# Never Summer factory wax?



## InfiniteEclipse (Jan 2, 2009)

You don't need to wax it.... NS boards are fine straight out the bag. Have fun


----------



## AngryHugo (Oct 8, 2009)

yeah, that Saucer Wax is pretty nice. might have to track some down.


----------



## songa (Oct 8, 2010)

my new SL needed a waxing after day 1 at killington last week. it was all man made, granular type stuff tho so that couldve made it lose wax faster.


----------



## B.Gilly (Jul 23, 2008)

AngryHugo said:


> yeah, that Saucer Wax is pretty nice. might have to track some down.


Can find it here.
Saucer Wax


----------



## shifty00 (Oct 17, 2010)

Snowolf said:


> With the soft, fluffy pow we all got here in the PNW this week, unwrap that bad boy and go ride. Wax it afterward....:thumbsup:


I hate you guys so much right now...


----------



## BurtonAvenger (Aug 14, 2007)

It's a roll wax it doesn't do shit if you're going to be anal about waxing go hot wax it.


----------



## MistahTaki (Apr 24, 2010)

BurtonAvenger said:


> It's a roll wax it doesn't do shit if you're going to be anal about waxing go hot wax it.


someone didnt get enough hugs when they were little.


----------



## Xelorz (Nov 4, 2010)

MistahTaki said:


> someone didnt get enough hugs when they were little.

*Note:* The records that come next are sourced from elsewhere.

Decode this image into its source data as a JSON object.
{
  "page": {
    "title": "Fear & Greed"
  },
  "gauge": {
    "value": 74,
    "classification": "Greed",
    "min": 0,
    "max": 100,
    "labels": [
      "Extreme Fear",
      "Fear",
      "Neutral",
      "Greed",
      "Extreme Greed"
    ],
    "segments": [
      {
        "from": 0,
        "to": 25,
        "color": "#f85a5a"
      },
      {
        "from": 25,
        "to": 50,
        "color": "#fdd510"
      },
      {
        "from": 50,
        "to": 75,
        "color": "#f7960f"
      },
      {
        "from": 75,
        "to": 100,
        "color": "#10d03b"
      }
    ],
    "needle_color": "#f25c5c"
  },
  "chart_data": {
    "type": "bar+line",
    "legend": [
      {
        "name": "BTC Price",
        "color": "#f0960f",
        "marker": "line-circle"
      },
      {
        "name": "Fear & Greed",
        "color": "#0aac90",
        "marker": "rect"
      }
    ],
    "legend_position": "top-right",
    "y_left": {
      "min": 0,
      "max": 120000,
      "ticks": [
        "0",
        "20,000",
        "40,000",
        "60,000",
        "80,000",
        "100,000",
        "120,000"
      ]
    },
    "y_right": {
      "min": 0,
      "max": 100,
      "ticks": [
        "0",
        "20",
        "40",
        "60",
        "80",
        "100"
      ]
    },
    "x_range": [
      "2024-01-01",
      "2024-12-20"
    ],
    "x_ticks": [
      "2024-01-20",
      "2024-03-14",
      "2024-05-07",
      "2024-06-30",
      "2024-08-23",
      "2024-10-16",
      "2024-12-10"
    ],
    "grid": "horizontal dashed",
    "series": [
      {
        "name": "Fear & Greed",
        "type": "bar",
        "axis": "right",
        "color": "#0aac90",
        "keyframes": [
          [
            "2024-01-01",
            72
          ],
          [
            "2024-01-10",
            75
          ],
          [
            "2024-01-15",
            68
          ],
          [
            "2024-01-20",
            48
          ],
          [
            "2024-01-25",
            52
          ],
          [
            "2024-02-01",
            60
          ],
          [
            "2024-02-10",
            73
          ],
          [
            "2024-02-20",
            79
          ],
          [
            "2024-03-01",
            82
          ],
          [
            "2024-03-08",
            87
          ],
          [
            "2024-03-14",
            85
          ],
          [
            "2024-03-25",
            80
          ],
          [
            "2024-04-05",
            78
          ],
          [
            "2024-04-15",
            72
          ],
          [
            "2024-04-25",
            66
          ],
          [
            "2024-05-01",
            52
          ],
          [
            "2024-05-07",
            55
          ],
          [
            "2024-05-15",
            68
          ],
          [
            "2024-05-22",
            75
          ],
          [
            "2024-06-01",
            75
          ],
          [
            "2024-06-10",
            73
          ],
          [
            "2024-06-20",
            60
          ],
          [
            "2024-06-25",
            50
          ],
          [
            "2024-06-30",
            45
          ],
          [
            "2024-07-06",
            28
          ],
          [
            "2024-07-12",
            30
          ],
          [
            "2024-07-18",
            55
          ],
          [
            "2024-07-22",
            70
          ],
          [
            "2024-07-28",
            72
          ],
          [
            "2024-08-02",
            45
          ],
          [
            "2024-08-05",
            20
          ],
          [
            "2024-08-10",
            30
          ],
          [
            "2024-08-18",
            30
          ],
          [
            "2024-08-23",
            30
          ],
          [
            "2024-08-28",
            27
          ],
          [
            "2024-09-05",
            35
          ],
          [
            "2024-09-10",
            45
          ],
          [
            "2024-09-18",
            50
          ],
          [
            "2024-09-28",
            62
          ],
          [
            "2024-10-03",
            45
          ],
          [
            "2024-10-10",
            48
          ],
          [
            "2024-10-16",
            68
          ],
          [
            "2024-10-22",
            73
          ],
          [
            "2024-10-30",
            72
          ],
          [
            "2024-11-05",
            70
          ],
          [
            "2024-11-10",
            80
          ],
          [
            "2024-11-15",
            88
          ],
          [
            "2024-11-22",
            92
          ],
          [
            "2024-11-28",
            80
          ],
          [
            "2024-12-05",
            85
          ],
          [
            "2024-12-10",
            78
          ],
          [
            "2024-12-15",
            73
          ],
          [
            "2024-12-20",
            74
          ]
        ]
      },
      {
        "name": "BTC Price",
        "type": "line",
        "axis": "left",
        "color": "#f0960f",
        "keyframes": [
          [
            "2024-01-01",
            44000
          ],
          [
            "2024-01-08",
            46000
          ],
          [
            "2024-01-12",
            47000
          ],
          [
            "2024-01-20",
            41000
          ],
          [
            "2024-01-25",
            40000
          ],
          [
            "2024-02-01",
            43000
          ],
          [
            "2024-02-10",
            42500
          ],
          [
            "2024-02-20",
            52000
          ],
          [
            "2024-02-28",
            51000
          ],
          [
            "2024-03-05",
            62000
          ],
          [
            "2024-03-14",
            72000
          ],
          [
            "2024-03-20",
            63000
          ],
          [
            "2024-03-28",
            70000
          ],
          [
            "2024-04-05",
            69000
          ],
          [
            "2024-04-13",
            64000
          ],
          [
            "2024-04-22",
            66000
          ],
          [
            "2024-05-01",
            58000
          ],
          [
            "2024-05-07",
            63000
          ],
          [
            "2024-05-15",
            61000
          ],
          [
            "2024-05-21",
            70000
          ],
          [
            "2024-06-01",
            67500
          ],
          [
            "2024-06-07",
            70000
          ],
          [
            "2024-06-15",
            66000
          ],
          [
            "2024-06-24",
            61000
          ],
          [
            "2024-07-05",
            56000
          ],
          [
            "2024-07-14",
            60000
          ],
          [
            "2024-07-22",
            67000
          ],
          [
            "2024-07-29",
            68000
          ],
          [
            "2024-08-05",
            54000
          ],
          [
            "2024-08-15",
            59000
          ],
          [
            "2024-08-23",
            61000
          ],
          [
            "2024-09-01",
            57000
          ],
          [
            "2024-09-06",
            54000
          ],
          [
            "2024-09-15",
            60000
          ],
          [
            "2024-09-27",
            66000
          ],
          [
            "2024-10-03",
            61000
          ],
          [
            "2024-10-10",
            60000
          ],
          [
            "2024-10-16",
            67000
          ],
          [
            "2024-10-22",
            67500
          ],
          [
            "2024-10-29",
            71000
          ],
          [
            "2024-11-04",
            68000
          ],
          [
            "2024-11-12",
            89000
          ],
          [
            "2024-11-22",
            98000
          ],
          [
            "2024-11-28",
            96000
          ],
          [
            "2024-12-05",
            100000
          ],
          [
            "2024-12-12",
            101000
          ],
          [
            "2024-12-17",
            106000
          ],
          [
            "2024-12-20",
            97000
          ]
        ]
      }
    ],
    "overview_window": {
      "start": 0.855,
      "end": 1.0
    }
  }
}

Daddy always said beating my ass with a stick is a better type of love then hugs.


----------



## MistahTaki (Apr 24, 2010)

Xelorz said:


> Daddy always said beating my ass with a stick is a better type of love then hugs.


that might be his case


----------



## BurtonAvenger (Aug 14, 2007)

And someone doesn't know the difference between factory wax and a hot wax, must suck being you.


----------



## MistahTaki (Apr 24, 2010)

BurtonAvenger said:


> And someone doesn't know the difference between factory wax and a hot wax, must suck being you.


....... :laugh: :laugh:

what are you saying?


----------



## legallyillegal (Oct 6, 2008)




----------



## MistahTaki (Apr 24, 2010)

legallyillegal said:


>


OMG! there it is again.


----------



## Triple8Sol (Nov 24, 2008)

My opinion is that any new board should be waxed before seeing snow. I also realize that most people don't care of their gear as well as I tend to. I hope you didn't take your brand new board though! I debated taking my new Heritage, but ended taking the rock board again. Glad I did because I definitely hit some rocks each time I made the mistake of ducking into the trees.


----------